Experts See FTC Waging ‘Pretty Uphill Fight’ to Block Meta/Within: Fenwick

What’s “unique” to the Biden administration and the FTC and DOJ Antitrust Division leadership “is this laser focus” on allegedly anticompetitive behavior in the tech industry, Fenwick associate Kaylynn Moss told a Fenwick webinar Wednesday on antitrust litigation trends in 2022 and expectations for 2023. DOJ Antitrust Division Chief Jonathan Kanter and FTC Chair Lina Khan made no secret of their intentions to “target” the tech industry, “and have actually carried this out through litigation,” she said.

Though DOJ and FTC leaders “always have priorities that they seek to implement, forming antitrust policy in cases around specific industries, or really specific companies, is quite novel,” said Moss.
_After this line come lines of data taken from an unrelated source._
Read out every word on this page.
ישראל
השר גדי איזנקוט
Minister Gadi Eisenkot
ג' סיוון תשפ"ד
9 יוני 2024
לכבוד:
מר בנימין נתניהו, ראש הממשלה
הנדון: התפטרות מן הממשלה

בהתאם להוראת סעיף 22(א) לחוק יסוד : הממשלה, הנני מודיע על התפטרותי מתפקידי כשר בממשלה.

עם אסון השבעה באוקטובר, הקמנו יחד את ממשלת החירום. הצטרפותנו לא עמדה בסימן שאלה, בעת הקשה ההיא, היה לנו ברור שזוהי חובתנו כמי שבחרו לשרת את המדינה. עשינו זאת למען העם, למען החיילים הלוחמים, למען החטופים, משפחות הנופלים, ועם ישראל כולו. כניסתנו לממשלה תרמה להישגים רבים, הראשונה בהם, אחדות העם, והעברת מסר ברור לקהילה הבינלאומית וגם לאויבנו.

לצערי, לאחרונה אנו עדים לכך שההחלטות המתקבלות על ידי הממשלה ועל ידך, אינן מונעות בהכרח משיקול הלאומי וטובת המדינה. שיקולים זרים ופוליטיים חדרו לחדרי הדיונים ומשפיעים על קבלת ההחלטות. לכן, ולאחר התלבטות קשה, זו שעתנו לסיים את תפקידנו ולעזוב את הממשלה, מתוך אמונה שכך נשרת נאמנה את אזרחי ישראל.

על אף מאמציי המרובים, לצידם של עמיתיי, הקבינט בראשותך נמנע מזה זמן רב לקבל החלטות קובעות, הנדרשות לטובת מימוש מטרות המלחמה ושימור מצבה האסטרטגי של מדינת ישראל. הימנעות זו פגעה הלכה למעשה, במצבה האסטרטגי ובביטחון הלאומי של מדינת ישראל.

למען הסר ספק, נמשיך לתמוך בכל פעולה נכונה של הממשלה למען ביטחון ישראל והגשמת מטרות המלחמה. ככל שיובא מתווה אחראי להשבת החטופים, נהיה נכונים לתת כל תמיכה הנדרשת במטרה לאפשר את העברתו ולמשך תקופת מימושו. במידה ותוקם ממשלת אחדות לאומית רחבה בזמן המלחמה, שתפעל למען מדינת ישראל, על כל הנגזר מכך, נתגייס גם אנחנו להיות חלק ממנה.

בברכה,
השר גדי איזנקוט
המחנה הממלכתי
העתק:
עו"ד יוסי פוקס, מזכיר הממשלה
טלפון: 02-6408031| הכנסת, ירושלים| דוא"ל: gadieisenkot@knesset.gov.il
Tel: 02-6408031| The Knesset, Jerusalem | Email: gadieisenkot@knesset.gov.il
The FTC’s court challenges of Meta’s proposed Within Unlimited buy and Microsoft’s Activision Blizzard acquisition “are cases that we likely would not have seen any other administration bring,” she said. To the extent that the agencies are successful in their court challenges, “we will see large impacts on our existing antitrust law,” she said.

The agencies’ “theme” for 2022, moving into 2023, was “litigate, don’t negotiate,” said Moss. “We’ve seen this play out already” in key court challenges over the past year, “where the agencies have clearly brought cases” that are meant to develop case law “more favorable” to their agendas, she said.
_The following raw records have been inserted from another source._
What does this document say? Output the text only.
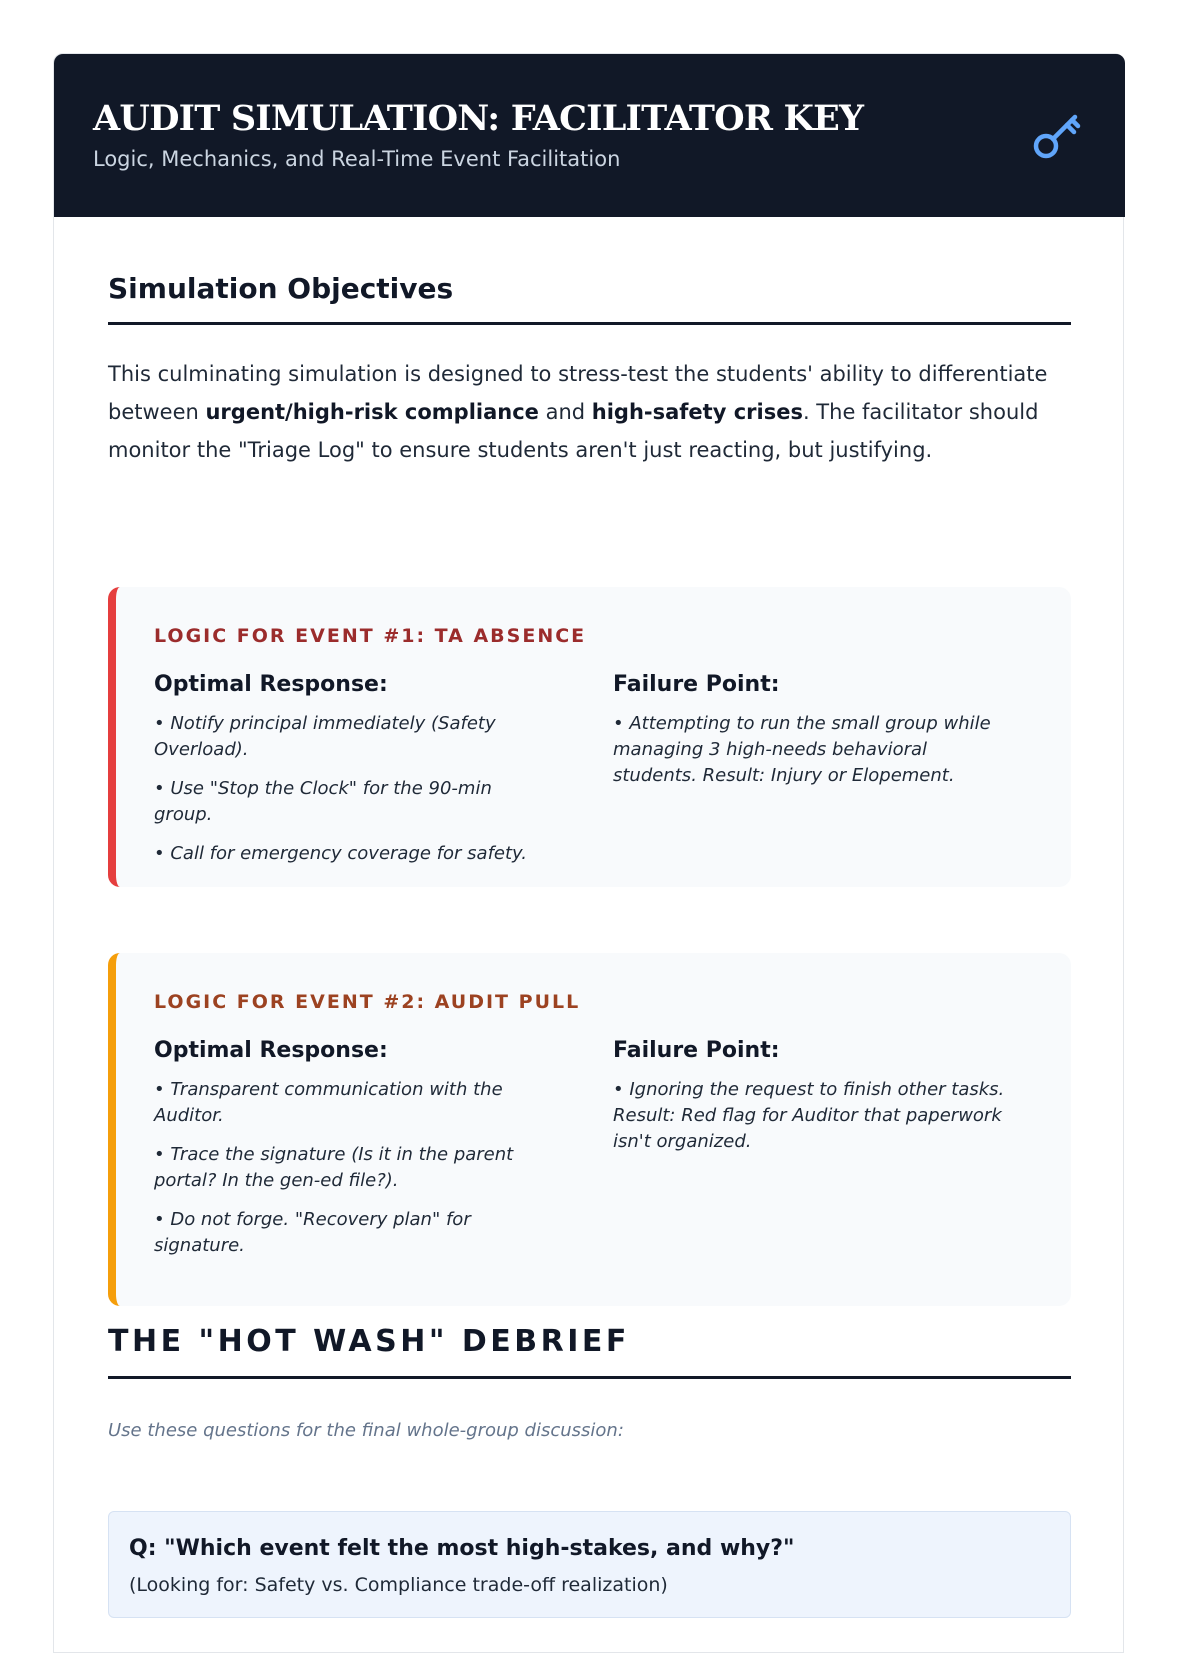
AUDIT SIMULATION: FACILITATOR KEY
Logic, Mechanics, and Real-Time Event Facilitation
Simulation Objectives

This culminating simulation is designed to stress-test the students' ability to differentiate between urgent/high-risk compliance and high-safety crises. The facilitator should monitor the "Triage Log" to ensure students aren't just reacting, but justifying.

LOGIC FOR EVENT #1: TA ABSENCE
Optimal Response:

• Notify principal immediately (Safety Overload).

• Use "Stop the Clock" for the 90-min group.

• Call for emergency coverage for safety.

Failure Point:

• Attempting to run the small group while managing 3 high-needs behavioral students. Result: Injury or Elopement.

LOGIC FOR EVENT #2: AUDIT PULL
Optimal Response:

• Transparent communication with the Auditor.

• Trace the signature (Is it in the parent portal? In the gen-ed file?).

• Do not forge. "Recovery plan" for signature.

Failure Point:

• Ignoring the request to finish other tasks. Result: Red flag for Auditor that paperwork isn't organized.

THE "HOT WASH" DEBRIEF
Use these questions for the final whole-group discussion:
Q: "Which event felt the most high-stakes, and why?"
(Looking for: Safety vs. Compliance trade-off realization)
The FTC’s ongoing court challenges of Meta/Within and Microsoft/Activision are “outside of typical enforcement norms,” said Moss. In Meta/Within, the FTC has been willing “to take a risk of losing in court in order to make incremental advances in precedent,” said Fenwick partner Steve Albertson. Its strategy involves “a theory of potential competition, and that’s what’s being advanced” in the FTC’s suit to block Meta’s Within buy, he said.

The theory “goes to competition that doesn’t exist yet between the parties,” said Albertson. The case involves the virtual-reality dedicated fitness app market in which Within competes, but Meta doesn't, he said. “Though this isn’t an entirely novel theory, its application here under a different set of facts that we see presented is pretty aggressive, when compared to historical norms. It’s probably not a case that would have been brought by prior administrations.”
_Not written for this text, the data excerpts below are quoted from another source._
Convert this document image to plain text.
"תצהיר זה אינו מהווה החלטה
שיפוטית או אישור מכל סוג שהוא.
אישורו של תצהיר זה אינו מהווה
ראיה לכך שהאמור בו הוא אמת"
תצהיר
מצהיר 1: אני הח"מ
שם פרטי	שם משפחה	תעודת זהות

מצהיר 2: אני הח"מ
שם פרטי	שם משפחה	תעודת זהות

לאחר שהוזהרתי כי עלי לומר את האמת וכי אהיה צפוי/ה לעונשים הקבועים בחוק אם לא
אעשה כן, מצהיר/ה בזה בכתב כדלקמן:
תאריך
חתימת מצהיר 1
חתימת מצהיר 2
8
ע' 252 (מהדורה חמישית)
The FTC’s secondary argument involves the theory of “perceived potential competition,” said Albertson. It argues other participants in the VR dedicated fitness app market “are already competing harder because they perceive a threat that Meta might enter the space, and so therefore Meta should not be allowed to enter the space,” he said. “That’s pretty novel. A lot of observers see this as a pretty uphill fight for the FTC.”

In the vertical Microsoft/Activison transaction the FTC is also trying to block, “the main issue is whether Microsoft would deny access of popular Activision game titles to its Xbox rival platforms,” said Albertson. What’s “pretty notable” about the case is Khan’s willingness to take “risks to try and make incremental advances,” he said. The government lost its challenge to block AT&T’s Time Warner buy, and its theory there about “vertical foreclosure” was “pretty similar” to that of the Microsoft/Activision challenge, he said. So it seems Khan is “undeterred by that loss, and appears pretty eager to take another bite at the apple, and perhaps improve on the prior administration’s approach,” he said.